И кержак на барже был тоже давно знакомый, с плохими зубами и рыжей клочковатой бородой, у всех староверов растущей с горестной вольностью, из-за какой облик их и обретает выражение той потрепанности, по которой они безошибочно узнаются. “Асон, – представился он и срифмовал, как запомнить: – Сон – Асон”. Был он словоохотливый, но когда Прокопич спросил, чьи трактора, пожал плечами и только позже, прощупав разговором, негромко поделился: “Мои”.

– С Объединенного? – догадался Прокопич.

– Но. Поюжнее перебираюся. К сыновьям. Жена там уже.

– А чо так?

– Да надоело. Бьешься-бьешься – и все без толку. Договорился с начальством, что картошку, капусту принимать будут. Бесполезно. Одни обещанья. Они, оказывается, в городе набирают и сюда везут – дешевле. Прошлый год сулились ягоду принять, так в разговор и ушло, а мне пришлось семьдесят ведер в Дудинку везти. – “Ведер” он произнес через “е”.

Некоторое время Асон рассказывал, как гостил у брата в Боливии.

– Ну и чем там ваши занимаются? – спросил Прокопич.

– Ну, в общем, этой – агрокультурой.

– А живут лучше, чем здесь?

– Конечно, лучше! – возмутился Асон. – Там пахарей ценят. Это только у нас простой труд не нужен никому.

– А чо ж возвращаются-то? – спросил Прокопич.

– А здесь Бога больше, – ответил Асон.

– А как там звер-птица? Шарится хоть живность-то кака-то? – сгрудились мужики.

– Да вот было дело: решили раз с братом пройти охотой.

– И чо добыли? – застыла компания.

– Тропическу чушку.

Приехал кран и за час все разгрузил. Прокопич поднялся на буксир.

Заработал дизель, и баржи с мокрым шорохом сползли с берега.

Казалось, прошел целый год, пока Прокопич торчал на берегу. В ушах звучали голоса, перед глазами стояли потрепанный Асон и похмельный мужичок, переспросивший про “тропическу чушку” и привычно кивнувший в сторону Боливии, причем на юго-восток, будто взгляду было привольней прошить Сибирь, Китай и Тихий Океан, чем тесную Европу.

4

Слушая с уже родного каютного дивана рокот двигателя, глядя с палубы на берега, Прокопич вдруг поймал себя на зачатке мысли о том, что он никуда не хочет приезжать, потому что чем ближе была деревня, тем сильнее давила душу тревога и беспокоил вопрос, примет ли его тайга.

Он ощущал себя, как молодой парень, который бросил любимую, а счастья не нашел, и на душе тоска, и кажется, стоит девушку увидеть одним глазком, как покой вернется и его можно будет, не оставаясь, унести, будто плащ.

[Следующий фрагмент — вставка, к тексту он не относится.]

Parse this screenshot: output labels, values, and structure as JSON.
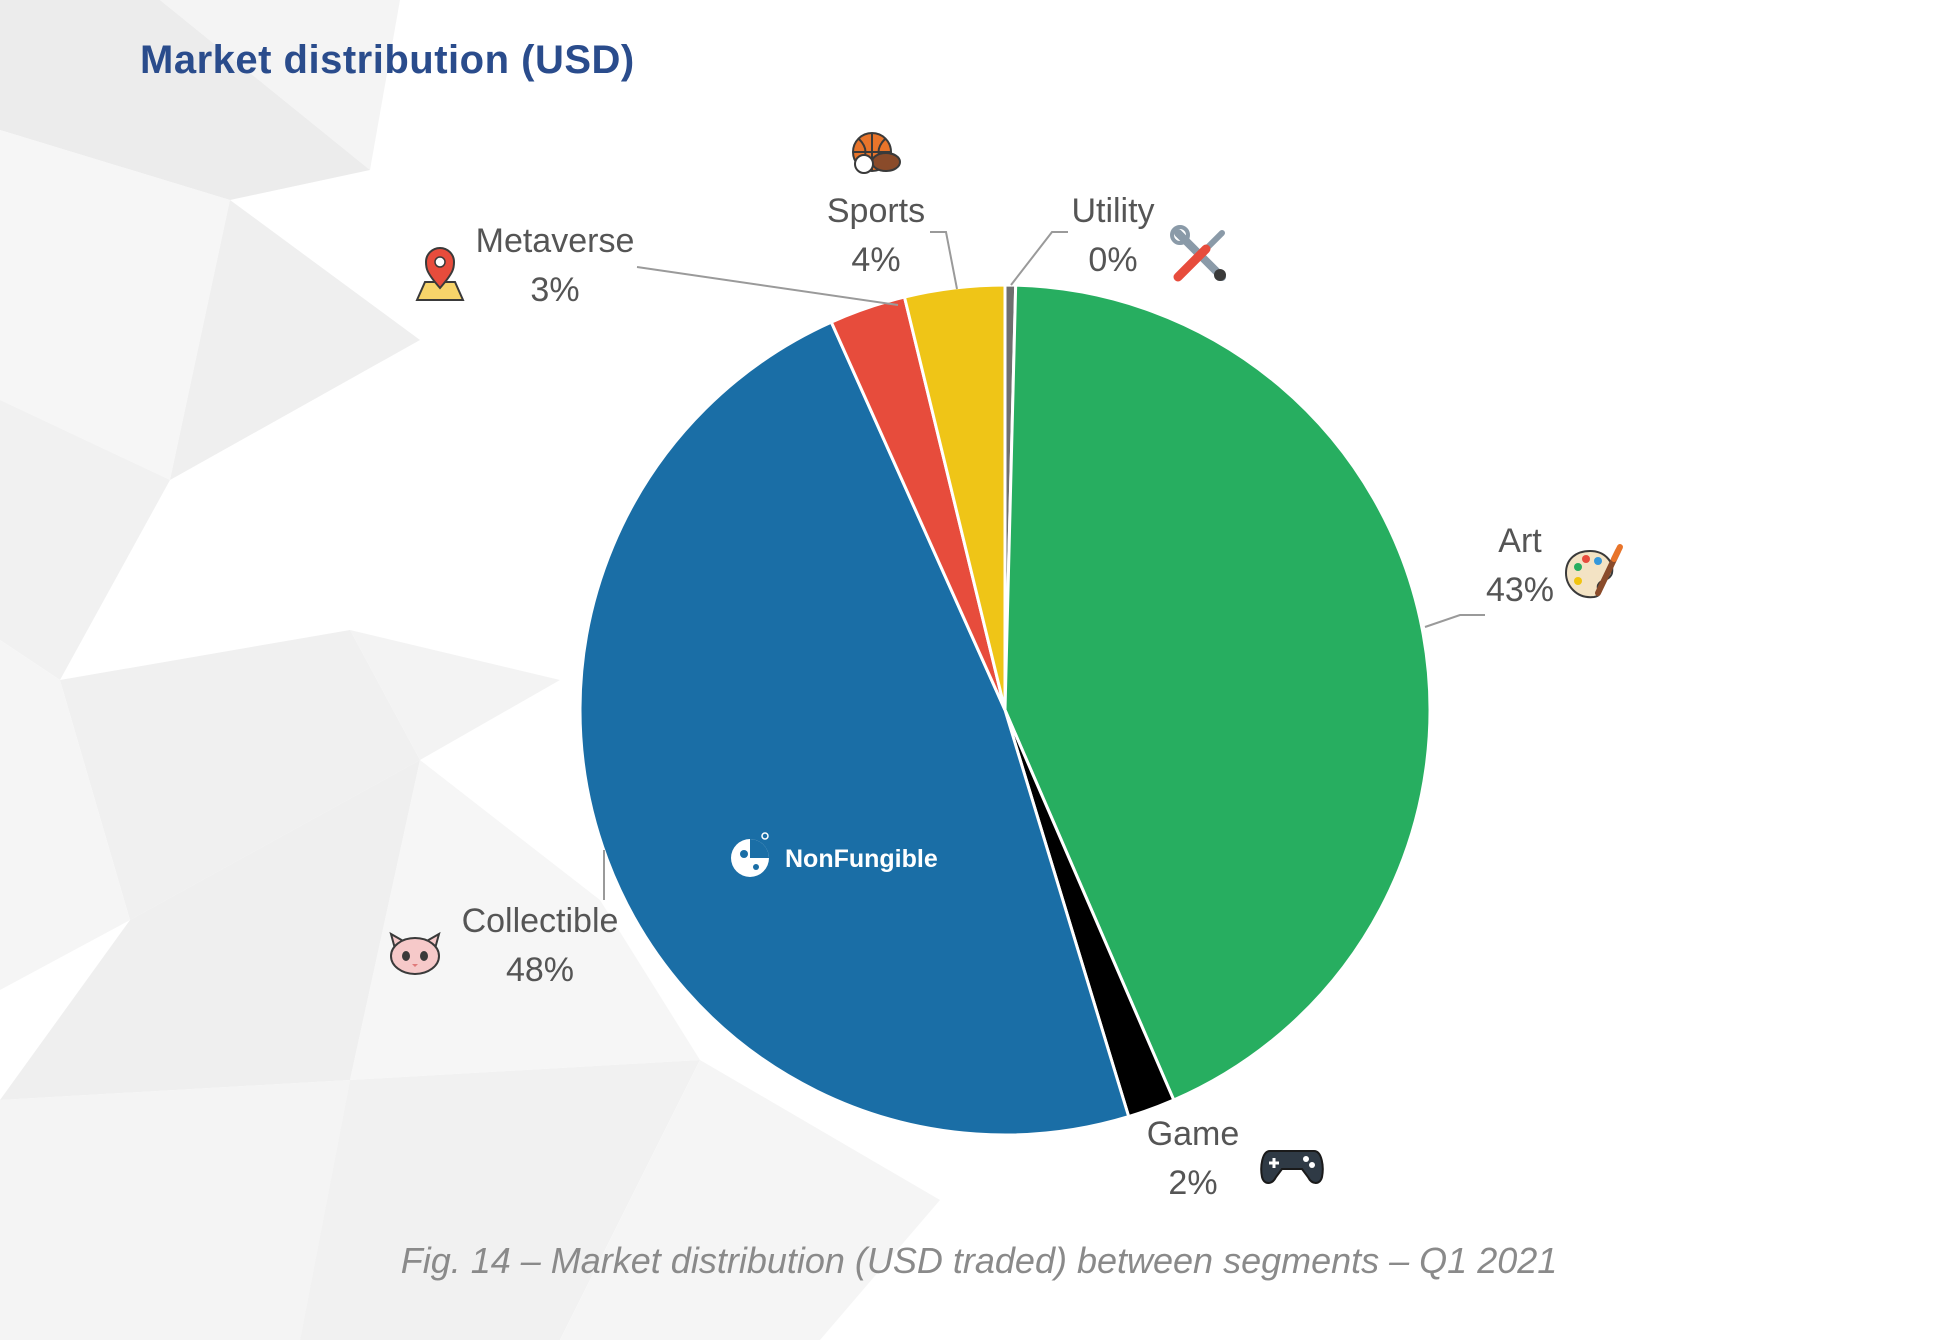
{
  "title": "Market distribution (USD)",
  "caption": "Fig. 14 – Market distribution (USD traded) between segments – Q1 2021",
  "watermark": "NonFungible",
  "chart_data": {
    "type": "pie",
    "title": "Market distribution (USD)",
    "slices": [
      {
        "label": "Utility",
        "value": 0.4,
        "display": "0%",
        "color": "#6f6f6f",
        "icon": "tools-icon"
      },
      {
        "label": "Art",
        "value": 43.1,
        "display": "43%",
        "color": "#27ae60",
        "icon": "palette-icon"
      },
      {
        "label": "Game",
        "value": 1.8,
        "display": "2%",
        "color": "#000000",
        "icon": "gamepad-icon"
      },
      {
        "label": "Collectible",
        "value": 48.0,
        "display": "48%",
        "color": "#1a6ea6",
        "icon": "cat-icon"
      },
      {
        "label": "Metaverse",
        "value": 2.9,
        "display": "3%",
        "color": "#e74c3c",
        "icon": "map-pin-icon"
      },
      {
        "label": "Sports",
        "value": 3.8,
        "display": "4%",
        "color": "#efc517",
        "icon": "sports-ball-icon"
      }
    ]
  }
}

Он долго добирается и у двери понимает, что время ушло, неизвестно, что у девушки на уме и цела ли забытая одежа.

Никогда Прокопич не чувствовал себя таким обостренно обидчивым к происходящему. Парень заводил мотор и что-то кричал на отходящий толкач, бабенка передавала посылку, и все показывало, что жизнь движется подчеркнуто независимо от Прокопича. Хотелось встретиться с ней глазами, убедиться, что признала, но она глядела мимо и особенно ласково окачивала волной убогую лодчонку паренька и его обшарпанный мотор, будто награждая за неподкупную связь с Енисеем. Он принадлежал этим берегам с головой, а Прокопич, несмотря на свой осанистый вид и законное похаживание по палубе, был раздвоен выбором и отлучен от главного, потому что Енисей брал на духовное иждивение лишь тех, у кого выбора не было.